In the pre-Nevermind post-punk scene, indie cred and sense of self were inextricable.

Two words that should never be used again: "After Nirvana ... " Maybe the only good thing to come from September 11 is that now every one says "after 9/11" instead of alluding to a post-Cobain existence. Sure, it was a big deal for commercial music, spawning imitators and giving the New Yorker crowd a handy way to define young people (sarcastic, disaffected, afraid to grow up).

But for those kids who desperately clung to the underground music scene it was -- God forbid -- one more annoying thing to deal with: that this great band on Sub Pop signed to Geffen and Hot Topic began selling its T-shirts. I was one of those kids -- in my early twenties, living in Illinois -- when Nirvana hit big. Me and my friends were what the grits (rednecks) at my high school called "punk rocks," and we all graduated into the Champaign-Urbana bar scene. (There really isn't much to do in that town if you don't like Big Ten sports, except drink Old Style and form a band.) We eschewed the mainstream, wore flannel, the boys grew their hair long (sound familiar?). Probably the best band we had was the Didjits, on Touch & Go, which along with Sub Pop was probably the most respected indie label in the late '80s and early '90s. That's me on the cover of Little Miss Carriage, one of their last EPs, head back, crying in grief while spilling out of a prom dress, surrounded by dead pigs.

There's something to be said for the psychology that kids who try desperately to be different have self-esteem issues, and that was also me. That, along with being young 'uns, made us elevate people in bands to some sort of mythic level of cool -- something that I'm glad I don't do anymore, and on the other hand I kind of miss. What a rush it was to be at the same barbecue as Steve Albini, or to be completely ignored by the guy from Urge Overkill who wears his sunglasses indoors, or to have a beer spilled down my back by an unapologetic David Yow of the Jesus Lizard. Man, for an insecure girl who defined herself through other people, that was livin'.

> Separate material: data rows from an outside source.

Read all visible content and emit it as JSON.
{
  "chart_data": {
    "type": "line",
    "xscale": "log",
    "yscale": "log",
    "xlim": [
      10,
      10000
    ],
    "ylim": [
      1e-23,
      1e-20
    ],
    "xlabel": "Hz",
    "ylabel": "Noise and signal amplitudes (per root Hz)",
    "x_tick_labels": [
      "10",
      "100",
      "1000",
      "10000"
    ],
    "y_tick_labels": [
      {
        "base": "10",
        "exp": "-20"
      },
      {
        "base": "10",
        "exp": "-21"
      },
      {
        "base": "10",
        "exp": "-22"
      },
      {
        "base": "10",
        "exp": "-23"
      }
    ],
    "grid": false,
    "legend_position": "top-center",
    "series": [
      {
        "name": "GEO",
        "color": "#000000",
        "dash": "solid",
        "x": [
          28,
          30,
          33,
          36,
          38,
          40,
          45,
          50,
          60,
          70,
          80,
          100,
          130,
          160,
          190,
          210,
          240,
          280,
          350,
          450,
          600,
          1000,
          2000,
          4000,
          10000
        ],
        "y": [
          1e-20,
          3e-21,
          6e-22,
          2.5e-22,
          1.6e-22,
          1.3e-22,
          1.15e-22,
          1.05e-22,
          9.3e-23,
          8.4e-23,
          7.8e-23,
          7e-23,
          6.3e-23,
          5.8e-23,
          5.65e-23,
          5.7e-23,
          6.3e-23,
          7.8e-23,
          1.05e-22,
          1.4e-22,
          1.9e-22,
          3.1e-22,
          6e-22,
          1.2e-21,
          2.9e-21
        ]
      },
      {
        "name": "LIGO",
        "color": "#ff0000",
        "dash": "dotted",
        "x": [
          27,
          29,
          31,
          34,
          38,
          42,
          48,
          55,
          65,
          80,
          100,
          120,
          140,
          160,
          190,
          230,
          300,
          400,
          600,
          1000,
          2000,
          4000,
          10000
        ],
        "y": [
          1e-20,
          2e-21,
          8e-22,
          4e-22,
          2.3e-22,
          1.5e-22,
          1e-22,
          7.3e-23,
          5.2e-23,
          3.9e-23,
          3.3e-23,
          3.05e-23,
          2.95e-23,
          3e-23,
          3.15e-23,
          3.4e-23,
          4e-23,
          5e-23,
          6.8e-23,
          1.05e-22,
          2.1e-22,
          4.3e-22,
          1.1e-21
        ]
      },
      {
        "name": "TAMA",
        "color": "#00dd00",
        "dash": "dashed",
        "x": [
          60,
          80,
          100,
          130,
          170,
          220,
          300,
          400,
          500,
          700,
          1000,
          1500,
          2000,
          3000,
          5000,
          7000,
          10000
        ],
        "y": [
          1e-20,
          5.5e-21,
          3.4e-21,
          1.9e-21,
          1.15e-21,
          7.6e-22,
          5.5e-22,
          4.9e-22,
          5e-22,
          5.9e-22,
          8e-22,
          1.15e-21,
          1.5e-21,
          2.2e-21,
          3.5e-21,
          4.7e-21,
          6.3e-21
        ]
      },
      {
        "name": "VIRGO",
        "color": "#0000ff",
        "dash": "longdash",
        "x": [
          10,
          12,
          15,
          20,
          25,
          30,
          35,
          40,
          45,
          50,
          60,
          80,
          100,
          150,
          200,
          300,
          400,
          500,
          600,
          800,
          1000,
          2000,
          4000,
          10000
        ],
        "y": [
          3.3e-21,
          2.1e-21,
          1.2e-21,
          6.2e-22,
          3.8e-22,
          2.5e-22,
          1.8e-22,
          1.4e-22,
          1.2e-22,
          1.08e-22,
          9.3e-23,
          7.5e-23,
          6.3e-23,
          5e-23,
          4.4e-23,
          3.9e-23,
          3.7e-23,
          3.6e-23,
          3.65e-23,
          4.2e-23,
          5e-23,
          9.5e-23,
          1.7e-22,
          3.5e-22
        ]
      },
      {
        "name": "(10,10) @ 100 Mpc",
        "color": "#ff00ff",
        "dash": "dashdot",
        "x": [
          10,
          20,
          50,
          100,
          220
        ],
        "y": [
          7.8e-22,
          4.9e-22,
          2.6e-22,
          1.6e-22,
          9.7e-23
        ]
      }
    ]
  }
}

I had sort of forgotten about all of this stuff until I read the recently released Kurt Cobain Journals. Just take the very first entry, a letter to Dale Crover of the Melvins, a band the author worshiped. Cobain does that odd mix of describing in great detail how big his band is getting (this is before Sub Pop, even) while at the same time downplaying anything that could be construed as rock star: "... then flashes of camera go off [at the show] and this girl from Backlash says "Gee can we do an interview?' Yeah sure why not. and then people say good job you guys are great and now we're expected to be total socialites. Meeting people, introducing, etc. FUCK I'M IN HIGH SCHOOL AGAIN! I want to move back to Aberdeen."

Kurt Cobain wanted Dale Crover to know that his band was doing well, but to come out and actually say that would be too uncool, so he described it in detail and then knocked it down.

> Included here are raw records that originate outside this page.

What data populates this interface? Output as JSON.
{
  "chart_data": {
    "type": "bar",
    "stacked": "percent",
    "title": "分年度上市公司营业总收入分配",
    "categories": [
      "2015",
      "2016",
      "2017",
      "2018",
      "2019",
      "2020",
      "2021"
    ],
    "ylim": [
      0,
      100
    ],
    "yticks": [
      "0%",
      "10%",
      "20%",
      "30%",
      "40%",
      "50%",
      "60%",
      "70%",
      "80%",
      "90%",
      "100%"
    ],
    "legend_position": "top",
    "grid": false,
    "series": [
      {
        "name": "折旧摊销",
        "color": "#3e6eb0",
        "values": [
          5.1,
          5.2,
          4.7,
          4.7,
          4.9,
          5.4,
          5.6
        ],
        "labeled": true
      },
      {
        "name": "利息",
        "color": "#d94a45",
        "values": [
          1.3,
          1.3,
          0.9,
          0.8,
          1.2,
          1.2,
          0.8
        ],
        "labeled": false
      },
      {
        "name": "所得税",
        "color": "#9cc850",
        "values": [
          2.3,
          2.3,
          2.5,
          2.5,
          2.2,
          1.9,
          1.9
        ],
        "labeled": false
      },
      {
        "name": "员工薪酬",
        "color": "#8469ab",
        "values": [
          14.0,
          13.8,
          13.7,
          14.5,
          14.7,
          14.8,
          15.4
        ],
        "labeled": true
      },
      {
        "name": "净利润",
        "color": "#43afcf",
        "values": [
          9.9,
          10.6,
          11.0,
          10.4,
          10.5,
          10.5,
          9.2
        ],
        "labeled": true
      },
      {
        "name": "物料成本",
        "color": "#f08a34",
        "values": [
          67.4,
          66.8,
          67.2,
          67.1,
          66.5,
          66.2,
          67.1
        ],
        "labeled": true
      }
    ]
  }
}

That is entirely how the post-punk scene worked. It was mostly a sham. I'm not saying there isn't a difference between Twisted Sister's Dee Snyder and Kurt Cobain. It's just that the scene disregarded basic human nature. It's natural to want recognition, so the punk ideal that any sort of success is evil goes against the chi. Look at Albini, someone who wrote treatises on the evils of major labels but somehow found it acceptable to produce In Utero. His excuse is usually, "Hey, I'll record anyone for money." But the truth is that even he can't live up to the Shangri-la of punk idealism. And, by the way, he truly reveled in being one of those mythic, cool, indie-rock guys. But what skinny, stooped, bespectacled nerd wouldn't?

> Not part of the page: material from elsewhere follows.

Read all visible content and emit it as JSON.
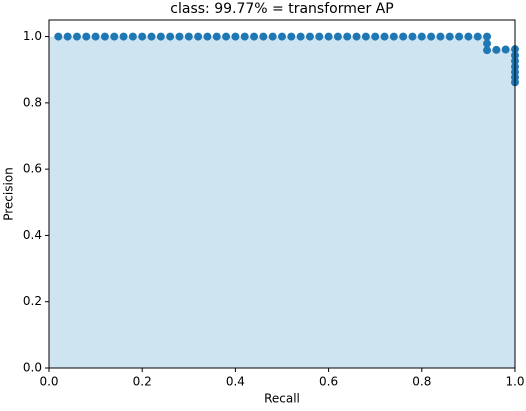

So now, finally, I buy the tired explanation for Cobain's suicide: that he couldn't handle fame. I really and truly buy it, because it was hard enough to keep up the indie mind-set, and then to have that completely upset by mainstream success? It must've been a total brain-bust.

The truly sad thing in all this is that I grew up, and he would have, too. He would still like the music he liked, maybe even move into jazz or experimental, but he wouldn't give a shit what people thought anymore. Isn't that what you are supposed to tell people that are threatening to kill themselves? That it won't always be like this?